Why the late work actually sold
What I find most remarkable, from where I sit, is that the new work found its audience. That almost never happens.
Late-career experiments are usually a footnote the market politely ignores while it goes on trading the early masterpieces. They tend to take years, often until well after an artist's death, to register with any real depth, because the market is slow to grant authority to anything that isn't already canonical. Hockney's collectors followed him in real time. The iPad works had a lightly suspicious reception at first, and then they were simply demanded. People who came to him through a swimming pool in 1967 ended up living with a Yorkshire roadside, or a Normandy hedgerow, drawn on a screen. He kept reinventing himself and somehow kept persuading the rest of us to come along. I'm not sure he even had to try.

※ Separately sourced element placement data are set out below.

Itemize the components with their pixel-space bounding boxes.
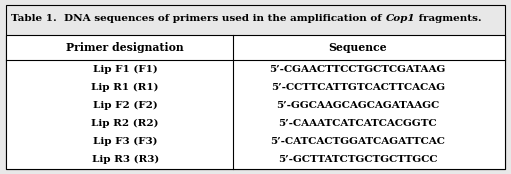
Text: 5’-CCTTCATTGTCACTTCACAG: 5’-CCTTCATTGTCACTTCACAG (271, 83, 445, 92)
Text: Lip R2 (R2): Lip R2 (R2) (91, 119, 159, 128)
Text: Lip F1 (F1): Lip F1 (F1) (93, 65, 157, 74)
Text: Lip R1 (R1): Lip R1 (R1) (91, 83, 159, 92)
Text: fragments.: fragments. (415, 14, 482, 23)
Text: 5’-GGCAAGCAGCAGATAAGC: 5’-GGCAAGCAGCAGATAAGC (276, 101, 439, 110)
Text: 5’-CATCACTGGATCAGATTCAC: 5’-CATCACTGGATCAGATTCAC (270, 137, 445, 146)
Text: Lip R3 (R3): Lip R3 (R3) (91, 155, 159, 164)
Text: Lip F3 (F3): Lip F3 (F3) (93, 137, 157, 146)
Text: Cop1: Cop1 (385, 14, 415, 23)
Text: 5’-CGAACTTCCTGCTCGATAAG: 5’-CGAACTTCCTGCTCGATAAG (269, 65, 446, 74)
Bar (6, 35, 505, 169)
Text: Table 1.  DNA sequences of primers used in the amplification of: Table 1. DNA sequences of primers used i… (11, 14, 385, 23)
Text: 5’-GCTTATCTGCTGCTTGCC: 5’-GCTTATCTGCTGCTTGCC (278, 155, 437, 164)
Text: Lip F2 (F2): Lip F2 (F2) (93, 101, 157, 110)
Text: 5’-CAAATCATCATCACGGTC: 5’-CAAATCATCATCACGGTC (278, 119, 437, 128)
Text: Primer designation: Primer designation (66, 42, 184, 53)
Text: Sequence: Sequence (329, 42, 387, 53)
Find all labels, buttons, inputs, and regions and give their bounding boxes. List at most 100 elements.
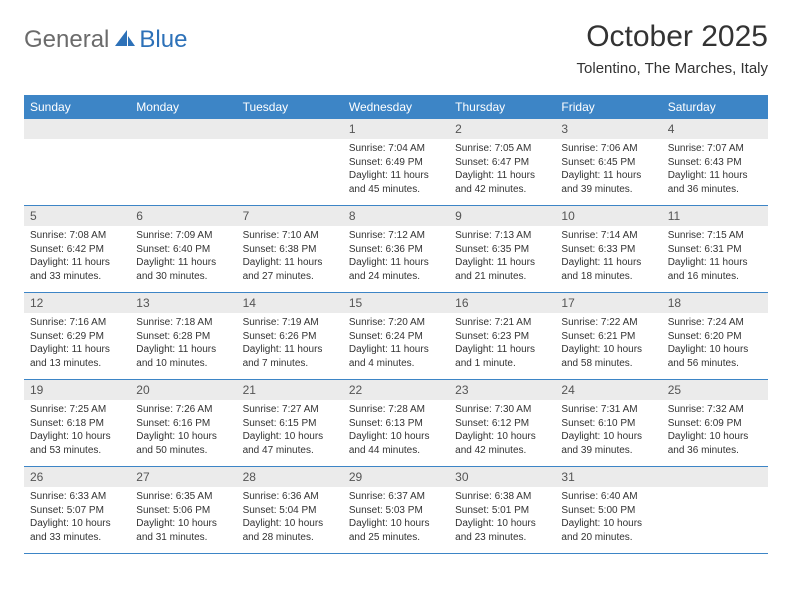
- day-number: 19: [24, 380, 130, 400]
- daylight-text: Daylight: 10 hours and 56 minutes.: [668, 343, 762, 370]
- day-cell: 28Sunrise: 6:36 AMSunset: 5:04 PMDayligh…: [237, 467, 343, 553]
- day-number: 22: [343, 380, 449, 400]
- sunrise-text: Sunrise: 7:15 AM: [668, 229, 762, 243]
- day-number: 17: [555, 293, 661, 313]
- day-content: Sunrise: 7:30 AMSunset: 6:12 PMDaylight:…: [449, 400, 555, 463]
- day-cell: [662, 467, 768, 553]
- sunrise-text: Sunrise: 7:12 AM: [349, 229, 443, 243]
- day-content: Sunrise: 7:10 AMSunset: 6:38 PMDaylight:…: [237, 226, 343, 289]
- day-number: 5: [24, 206, 130, 226]
- sunset-text: Sunset: 6:40 PM: [136, 243, 230, 257]
- day-content: Sunrise: 7:20 AMSunset: 6:24 PMDaylight:…: [343, 313, 449, 376]
- day-cell: 1Sunrise: 7:04 AMSunset: 6:49 PMDaylight…: [343, 119, 449, 205]
- month-title: October 2025: [577, 20, 768, 54]
- daylight-text: Daylight: 11 hours and 24 minutes.: [349, 256, 443, 283]
- daylight-text: Daylight: 11 hours and 36 minutes.: [668, 169, 762, 196]
- day-cell: 4Sunrise: 7:07 AMSunset: 6:43 PMDaylight…: [662, 119, 768, 205]
- daylight-text: Daylight: 10 hours and 39 minutes.: [561, 430, 655, 457]
- day-cell: 23Sunrise: 7:30 AMSunset: 6:12 PMDayligh…: [449, 380, 555, 466]
- sunset-text: Sunset: 6:31 PM: [668, 243, 762, 257]
- sunset-text: Sunset: 5:07 PM: [30, 504, 124, 518]
- day-cell: 12Sunrise: 7:16 AMSunset: 6:29 PMDayligh…: [24, 293, 130, 379]
- day-content: Sunrise: 7:27 AMSunset: 6:15 PMDaylight:…: [237, 400, 343, 463]
- day-content: Sunrise: 7:07 AMSunset: 6:43 PMDaylight:…: [662, 139, 768, 202]
- sunrise-text: Sunrise: 6:40 AM: [561, 490, 655, 504]
- daylight-text: Daylight: 11 hours and 30 minutes.: [136, 256, 230, 283]
- day-content: Sunrise: 7:04 AMSunset: 6:49 PMDaylight:…: [343, 139, 449, 202]
- sunset-text: Sunset: 6:45 PM: [561, 156, 655, 170]
- day-content: Sunrise: 7:32 AMSunset: 6:09 PMDaylight:…: [662, 400, 768, 463]
- daylight-text: Daylight: 10 hours and 58 minutes.: [561, 343, 655, 370]
- day-content: Sunrise: 6:33 AMSunset: 5:07 PMDaylight:…: [24, 487, 130, 550]
- day-cell: 3Sunrise: 7:06 AMSunset: 6:45 PMDaylight…: [555, 119, 661, 205]
- daylight-text: Daylight: 10 hours and 31 minutes.: [136, 517, 230, 544]
- sunrise-text: Sunrise: 7:19 AM: [243, 316, 337, 330]
- sunrise-text: Sunrise: 7:10 AM: [243, 229, 337, 243]
- sunset-text: Sunset: 5:03 PM: [349, 504, 443, 518]
- day-number: 14: [237, 293, 343, 313]
- day-number: 7: [237, 206, 343, 226]
- day-cell: 22Sunrise: 7:28 AMSunset: 6:13 PMDayligh…: [343, 380, 449, 466]
- sunset-text: Sunset: 6:35 PM: [455, 243, 549, 257]
- day-content: Sunrise: 7:22 AMSunset: 6:21 PMDaylight:…: [555, 313, 661, 376]
- week-row: 12Sunrise: 7:16 AMSunset: 6:29 PMDayligh…: [24, 293, 768, 380]
- sunset-text: Sunset: 6:16 PM: [136, 417, 230, 431]
- sunset-text: Sunset: 6:20 PM: [668, 330, 762, 344]
- day-number: 21: [237, 380, 343, 400]
- day-number: 15: [343, 293, 449, 313]
- sunset-text: Sunset: 6:15 PM: [243, 417, 337, 431]
- sunrise-text: Sunrise: 7:06 AM: [561, 142, 655, 156]
- day-number: 25: [662, 380, 768, 400]
- day-cell: [237, 119, 343, 205]
- calendar: SundayMondayTuesdayWednesdayThursdayFrid…: [24, 95, 768, 554]
- day-number: 3: [555, 119, 661, 139]
- sunset-text: Sunset: 5:06 PM: [136, 504, 230, 518]
- day-content: Sunrise: 7:28 AMSunset: 6:13 PMDaylight:…: [343, 400, 449, 463]
- sunrise-text: Sunrise: 7:24 AM: [668, 316, 762, 330]
- sunset-text: Sunset: 6:18 PM: [30, 417, 124, 431]
- daylight-text: Daylight: 10 hours and 44 minutes.: [349, 430, 443, 457]
- sunrise-text: Sunrise: 7:26 AM: [136, 403, 230, 417]
- week-row: 1Sunrise: 7:04 AMSunset: 6:49 PMDaylight…: [24, 119, 768, 206]
- weekday-header: Monday: [130, 95, 236, 119]
- day-cell: 11Sunrise: 7:15 AMSunset: 6:31 PMDayligh…: [662, 206, 768, 292]
- sunset-text: Sunset: 6:43 PM: [668, 156, 762, 170]
- daylight-text: Daylight: 11 hours and 10 minutes.: [136, 343, 230, 370]
- sunset-text: Sunset: 5:00 PM: [561, 504, 655, 518]
- sunrise-text: Sunrise: 7:31 AM: [561, 403, 655, 417]
- day-number: 6: [130, 206, 236, 226]
- daylight-text: Daylight: 11 hours and 27 minutes.: [243, 256, 337, 283]
- logo-text-general: General: [24, 26, 109, 54]
- sunrise-text: Sunrise: 7:20 AM: [349, 316, 443, 330]
- logo-sail-icon: [113, 28, 137, 53]
- week-row: 19Sunrise: 7:25 AMSunset: 6:18 PMDayligh…: [24, 380, 768, 467]
- day-content: Sunrise: 7:06 AMSunset: 6:45 PMDaylight:…: [555, 139, 661, 202]
- weekday-header: Friday: [555, 95, 661, 119]
- weekday-header: Sunday: [24, 95, 130, 119]
- day-content: Sunrise: 7:24 AMSunset: 6:20 PMDaylight:…: [662, 313, 768, 376]
- sunset-text: Sunset: 6:47 PM: [455, 156, 549, 170]
- sunrise-text: Sunrise: 7:21 AM: [455, 316, 549, 330]
- sunrise-text: Sunrise: 7:07 AM: [668, 142, 762, 156]
- logo: General Blue: [24, 26, 187, 54]
- day-cell: 31Sunrise: 6:40 AMSunset: 5:00 PMDayligh…: [555, 467, 661, 553]
- sunset-text: Sunset: 6:29 PM: [30, 330, 124, 344]
- day-cell: 13Sunrise: 7:18 AMSunset: 6:28 PMDayligh…: [130, 293, 236, 379]
- week-row: 5Sunrise: 7:08 AMSunset: 6:42 PMDaylight…: [24, 206, 768, 293]
- sunrise-text: Sunrise: 6:38 AM: [455, 490, 549, 504]
- sunset-text: Sunset: 5:04 PM: [243, 504, 337, 518]
- day-content: Sunrise: 7:13 AMSunset: 6:35 PMDaylight:…: [449, 226, 555, 289]
- day-number: 2: [449, 119, 555, 139]
- day-number: 29: [343, 467, 449, 487]
- day-number: 24: [555, 380, 661, 400]
- week-row: 26Sunrise: 6:33 AMSunset: 5:07 PMDayligh…: [24, 467, 768, 554]
- sunrise-text: Sunrise: 7:13 AM: [455, 229, 549, 243]
- daylight-text: Daylight: 11 hours and 33 minutes.: [30, 256, 124, 283]
- daylight-text: Daylight: 11 hours and 1 minute.: [455, 343, 549, 370]
- day-content: Sunrise: 7:14 AMSunset: 6:33 PMDaylight:…: [555, 226, 661, 289]
- day-cell: 15Sunrise: 7:20 AMSunset: 6:24 PMDayligh…: [343, 293, 449, 379]
- sunrise-text: Sunrise: 7:28 AM: [349, 403, 443, 417]
- day-content: Sunrise: 7:19 AMSunset: 6:26 PMDaylight:…: [237, 313, 343, 376]
- title-block: October 2025 Tolentino, The Marches, Ita…: [577, 20, 768, 77]
- weekday-header: Saturday: [662, 95, 768, 119]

This matters commercially, not just romantically. An artist whose new work is absorbed by the market while he's still making it builds an unusually broad and self-renewing base of demand. It's part of why the Hockney market runs as deep as it does, and part of why it tends to settle after a correction rather than fall away, because there is always another series and another way in for a new collector.
Even in his eighties, there was always the feeling that he was engaged with what was happening around him. He embraced technology when others dismissed it, moving between mediums without worrying whether people would approve. He seemed genuinely curious about what was possible. That's incredibly rare for anyone of that age.
What we're actually grieving
What makes his death so unbelievably sad for me, and for all of us, is that with Hockney there was always a sense of anticipation. Not just the possibility that he would surprise us again, but almost a faith that he would. A new series or medium. A new idea or show, a new collaborator, right up to the very end. You never felt the story was finished.
I think that's what feels different now.
The work and the influence remain. His place in art history was secured long ago, that isn't what we're grieving today, however much we'll phrase it that way. What's gone is the question of what's next. And that, it turns out, is a particularly sad thing to lose.